I understand the point, however, IMO there have been significant revelations since Snowden. If I tried to start a conversation under the assumption that the NSA has full access to all my emails prior to Snowden, most people would have called me crazy. Heck, even after Snowden, when I suggested it, not everyone thought that our emails were being read. Prior to Snowden, everyone in the NSA and the US government would have denied it.

For the general public, we've gone from something that could be believably denied to cold fact in the last three months.

That's not to say that techies shouldn't have been paranoid enough to use lavabit or something like it, but I think it matters to Jones that even options like that are becoming unsustainable.

But, that aside, I think stopping Groklaw was about as strong a statement that she was in a position to make. A lot of people will miss that newsletter. There is a tangible change brought to their lives due to a surveillance state. It's kinda like the SOPA blackout. Consciousness raising and all that.





kleinbl00  ·  4139 days ago  ·  link  ·  

    If I tried to start a conversation under the assumption that the NSA has full access to all my emails prior to Snowden, most people would have called me crazy.

Most people don't know what the NSA does, despite the dust-up over warrantless wiretapping from 2005. It's a willful ignorance. Outside of Sneakers and Good Will Hunting, there is a whilsting in the dark about what, exactly, the NSA does. You excuse that from the general public.

This is a newsletter about tech law. "Options like that" AREN'T "becoming unsustainable," THEY WERE NEVER EFFECTIVE. That's the truly stupid thing - we're not talking about a bunch of hackers on Tor using 256-bit encryption, we're talking about gmailers. "Consciousness raising?" Seems to me the argument put forth is "hey guise they're reading our email."

The brave thing to do is soldier on and keep doing what you're doing despite the fact that suddenly you feel like your underwear is being pawed through. 'cuz that's just it - IT WAS NEVER REALLY YOUR UNDERWEAR DRAWER TO BEGIN WITH and if the revelation that your private thoughts on public wire weren't all that private is enough to send you into a tailspin, what use are you anyway?

I smell Yellow Ribbon Syndrome - the idea that a meaningless gesture in the face of a large problem is actually accomplishing something, despite the fact that the gesture is only visible to you.

mk  ·  4139 days ago  ·  link  ·  

    I smell Yellow Ribbon Syndrome - the idea that a meaningless gesture in the face of a large problem is actually accomplishing something, despite the fact that the gesture is only visible to you.
I'm conflicted. I think it will probably take plenty of both going on if we are to ever get any real push back. If Yahoo or Google pulled a Groklaw, then there would be a reaction. But there's no way that public companies are going to give a damn unless it affects their bottom line. The only scenario I see there is if enough start moving to an off-shore option that makes it tough on the NSA (not that Deutsche Telekom is that option), but there maybe be money in it for someone in a country that will take a stand on their behalf, maybe Norway, for instance.
kleinbl00  ·  4139 days ago  ·  link  ·  

..except that Qwest told the NSA to pound sand and all they got was frozen out of GSA contracts.

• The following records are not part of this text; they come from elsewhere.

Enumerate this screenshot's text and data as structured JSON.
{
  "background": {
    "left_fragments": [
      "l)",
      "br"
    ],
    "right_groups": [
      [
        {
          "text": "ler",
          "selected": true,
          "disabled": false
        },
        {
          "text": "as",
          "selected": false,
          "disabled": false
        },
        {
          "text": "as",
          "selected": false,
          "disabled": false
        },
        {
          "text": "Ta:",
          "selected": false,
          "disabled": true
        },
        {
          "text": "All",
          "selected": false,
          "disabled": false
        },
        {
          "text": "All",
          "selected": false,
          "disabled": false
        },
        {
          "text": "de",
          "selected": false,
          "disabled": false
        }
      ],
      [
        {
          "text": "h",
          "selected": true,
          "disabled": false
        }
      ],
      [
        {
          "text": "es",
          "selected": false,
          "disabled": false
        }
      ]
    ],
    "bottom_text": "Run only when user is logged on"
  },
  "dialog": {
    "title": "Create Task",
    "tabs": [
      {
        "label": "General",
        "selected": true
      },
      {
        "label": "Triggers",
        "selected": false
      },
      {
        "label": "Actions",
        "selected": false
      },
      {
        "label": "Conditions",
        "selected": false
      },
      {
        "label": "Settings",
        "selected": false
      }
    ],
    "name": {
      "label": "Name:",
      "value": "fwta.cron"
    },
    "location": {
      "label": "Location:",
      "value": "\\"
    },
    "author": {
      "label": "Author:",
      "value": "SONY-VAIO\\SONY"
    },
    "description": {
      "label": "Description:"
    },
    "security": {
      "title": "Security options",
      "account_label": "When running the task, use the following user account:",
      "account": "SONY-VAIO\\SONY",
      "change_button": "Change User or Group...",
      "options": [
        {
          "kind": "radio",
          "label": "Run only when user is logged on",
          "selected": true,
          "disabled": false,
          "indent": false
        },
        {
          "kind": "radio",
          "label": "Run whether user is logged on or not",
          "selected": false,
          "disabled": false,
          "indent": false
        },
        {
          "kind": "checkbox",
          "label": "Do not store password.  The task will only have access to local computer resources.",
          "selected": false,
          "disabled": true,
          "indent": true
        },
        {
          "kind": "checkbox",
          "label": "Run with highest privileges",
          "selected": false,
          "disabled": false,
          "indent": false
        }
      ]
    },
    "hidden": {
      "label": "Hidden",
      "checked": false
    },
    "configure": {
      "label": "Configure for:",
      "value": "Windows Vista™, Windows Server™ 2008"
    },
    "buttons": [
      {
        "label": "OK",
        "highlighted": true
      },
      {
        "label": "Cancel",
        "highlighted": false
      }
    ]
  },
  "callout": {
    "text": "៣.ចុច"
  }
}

It's not going to happen until there is a legitimate, violent reaction at home. So anything short of demanding the NSA be disbanded is pretty much pointless.

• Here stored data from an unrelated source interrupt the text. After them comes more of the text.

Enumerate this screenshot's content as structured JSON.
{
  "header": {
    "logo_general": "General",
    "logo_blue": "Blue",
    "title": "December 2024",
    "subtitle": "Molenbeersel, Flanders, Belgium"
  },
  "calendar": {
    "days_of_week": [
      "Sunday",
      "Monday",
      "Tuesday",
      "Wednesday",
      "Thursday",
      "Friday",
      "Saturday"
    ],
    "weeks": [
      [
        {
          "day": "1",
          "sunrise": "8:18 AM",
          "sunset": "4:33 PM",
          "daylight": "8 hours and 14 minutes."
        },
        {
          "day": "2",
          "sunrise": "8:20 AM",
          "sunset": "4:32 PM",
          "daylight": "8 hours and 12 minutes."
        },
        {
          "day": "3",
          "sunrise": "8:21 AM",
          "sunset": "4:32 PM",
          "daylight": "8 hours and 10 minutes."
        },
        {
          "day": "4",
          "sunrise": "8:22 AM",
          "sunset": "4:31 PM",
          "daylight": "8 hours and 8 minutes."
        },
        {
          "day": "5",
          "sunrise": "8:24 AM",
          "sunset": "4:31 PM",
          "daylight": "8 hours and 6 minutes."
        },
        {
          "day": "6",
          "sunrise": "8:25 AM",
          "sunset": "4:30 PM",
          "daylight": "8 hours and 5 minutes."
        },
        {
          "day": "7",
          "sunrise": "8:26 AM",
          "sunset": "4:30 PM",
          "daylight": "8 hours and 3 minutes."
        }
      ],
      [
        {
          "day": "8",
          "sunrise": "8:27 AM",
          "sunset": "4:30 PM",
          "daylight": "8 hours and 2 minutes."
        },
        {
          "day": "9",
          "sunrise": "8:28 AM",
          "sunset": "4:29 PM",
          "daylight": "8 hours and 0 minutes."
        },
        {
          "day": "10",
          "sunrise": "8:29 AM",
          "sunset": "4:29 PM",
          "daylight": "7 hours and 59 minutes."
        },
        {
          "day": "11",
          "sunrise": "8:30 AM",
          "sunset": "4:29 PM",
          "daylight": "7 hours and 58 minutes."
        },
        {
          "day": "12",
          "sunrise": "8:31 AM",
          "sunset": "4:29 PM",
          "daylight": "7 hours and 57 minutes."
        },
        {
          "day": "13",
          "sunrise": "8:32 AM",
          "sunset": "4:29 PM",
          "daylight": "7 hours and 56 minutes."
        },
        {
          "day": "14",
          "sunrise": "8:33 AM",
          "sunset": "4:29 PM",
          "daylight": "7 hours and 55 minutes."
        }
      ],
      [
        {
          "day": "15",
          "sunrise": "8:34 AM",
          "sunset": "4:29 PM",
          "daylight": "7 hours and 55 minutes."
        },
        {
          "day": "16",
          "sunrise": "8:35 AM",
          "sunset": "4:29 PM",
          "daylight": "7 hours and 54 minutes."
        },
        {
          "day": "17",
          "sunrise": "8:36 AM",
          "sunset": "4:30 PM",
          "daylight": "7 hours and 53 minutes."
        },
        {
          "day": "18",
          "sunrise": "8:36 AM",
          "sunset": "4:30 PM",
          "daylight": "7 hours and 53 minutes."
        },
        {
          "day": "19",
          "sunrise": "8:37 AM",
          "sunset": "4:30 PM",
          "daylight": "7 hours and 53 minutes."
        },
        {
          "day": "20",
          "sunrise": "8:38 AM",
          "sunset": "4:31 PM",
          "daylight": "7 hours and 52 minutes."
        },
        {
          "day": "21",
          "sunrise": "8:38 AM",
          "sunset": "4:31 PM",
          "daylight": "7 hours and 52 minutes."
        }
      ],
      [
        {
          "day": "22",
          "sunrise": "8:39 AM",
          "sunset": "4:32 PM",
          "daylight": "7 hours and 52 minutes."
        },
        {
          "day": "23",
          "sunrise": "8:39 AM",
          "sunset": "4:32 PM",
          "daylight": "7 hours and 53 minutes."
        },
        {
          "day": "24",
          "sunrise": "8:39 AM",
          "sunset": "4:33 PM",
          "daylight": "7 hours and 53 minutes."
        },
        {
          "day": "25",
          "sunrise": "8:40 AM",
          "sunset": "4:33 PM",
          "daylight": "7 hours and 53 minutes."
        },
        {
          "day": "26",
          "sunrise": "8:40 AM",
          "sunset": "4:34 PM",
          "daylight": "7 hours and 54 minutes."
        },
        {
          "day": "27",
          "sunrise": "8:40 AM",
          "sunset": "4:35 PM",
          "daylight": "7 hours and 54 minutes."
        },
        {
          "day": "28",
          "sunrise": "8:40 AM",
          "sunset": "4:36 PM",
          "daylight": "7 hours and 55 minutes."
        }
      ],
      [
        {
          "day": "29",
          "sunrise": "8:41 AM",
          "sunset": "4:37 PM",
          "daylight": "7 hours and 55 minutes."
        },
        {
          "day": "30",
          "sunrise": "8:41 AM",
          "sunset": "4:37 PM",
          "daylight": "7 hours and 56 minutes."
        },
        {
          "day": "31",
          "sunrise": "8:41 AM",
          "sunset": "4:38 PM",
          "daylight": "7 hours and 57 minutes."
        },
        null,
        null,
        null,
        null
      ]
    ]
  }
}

"Fans of sausage and politics should not watch either being made." The United States is the world's puppetmaster and a large percentage of Americans have foolishly presumed there were no strings holding them up.

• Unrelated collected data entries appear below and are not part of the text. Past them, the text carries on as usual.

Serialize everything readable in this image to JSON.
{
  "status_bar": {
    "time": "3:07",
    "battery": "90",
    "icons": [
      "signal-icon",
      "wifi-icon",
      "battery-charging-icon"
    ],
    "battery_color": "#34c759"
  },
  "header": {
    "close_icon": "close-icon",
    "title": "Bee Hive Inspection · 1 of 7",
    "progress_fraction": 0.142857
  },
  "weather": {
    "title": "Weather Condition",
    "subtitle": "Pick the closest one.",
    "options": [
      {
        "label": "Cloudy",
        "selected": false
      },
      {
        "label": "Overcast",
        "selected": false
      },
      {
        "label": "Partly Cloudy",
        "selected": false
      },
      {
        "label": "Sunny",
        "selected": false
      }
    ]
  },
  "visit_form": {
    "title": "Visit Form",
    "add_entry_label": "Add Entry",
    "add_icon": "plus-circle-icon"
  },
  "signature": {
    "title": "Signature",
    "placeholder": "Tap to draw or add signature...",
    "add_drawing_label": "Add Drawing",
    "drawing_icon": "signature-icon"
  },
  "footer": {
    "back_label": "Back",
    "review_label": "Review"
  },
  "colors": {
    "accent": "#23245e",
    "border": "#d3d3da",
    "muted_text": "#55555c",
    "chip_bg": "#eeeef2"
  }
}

zaphar  ·  4138 days ago  ·  link  ·  

I love sausage and I've seen it get made. In fact I've made it before. Didn't drive me off sausage at all.

Wish I could say the same thing about politics...

Cortez  ·  4139 days ago  ·  link  ·  

    It's not going to happen until there is a legitimate, violent reaction at home.

No one else understands this.

mk  ·  4139 days ago  ·  link  ·  

There are other possibilities, but they are just as unlikely. For instance, Page and Brin could shut down Google, and keep it off until the NSA backed down. It won't happen. But, it's about as likely as a violent reaction.

kleinbl00  ·  4138 days ago  ·  link  ·  

Blood in the streets has more of a likelihood of doing something than Google giving up marketshare to Bing. The CIA did not pull out of Lebanon until William Francis Buckley was kidnapped - not even the Beirut bombings did the trick. There has to be a real human cost for things to change, and even then, it's a reorganization so they can say "The National Security Agency has stopped spying on the American people" while congress authorizes a trillion dollars for the formation of the National Security Association under seal. We were back in Beirut within 9 months.

Go take a peak at Total Information Awareness. see if the Powerpoint doesn't have the same designer as PRISM. It certainly has the same mission, and we violently fuckin' killed TIA in 2003.

Meet the new boss, same as the old boss.

Cortez  ·  4139 days ago  ·  link  ·  

Everyone is too comfortable to get violent really, so it's true that its highly unlikely but when I watch protests, you have the peaceful protests, then you have the heavily armored police hitting them with tear gas canisters and batons.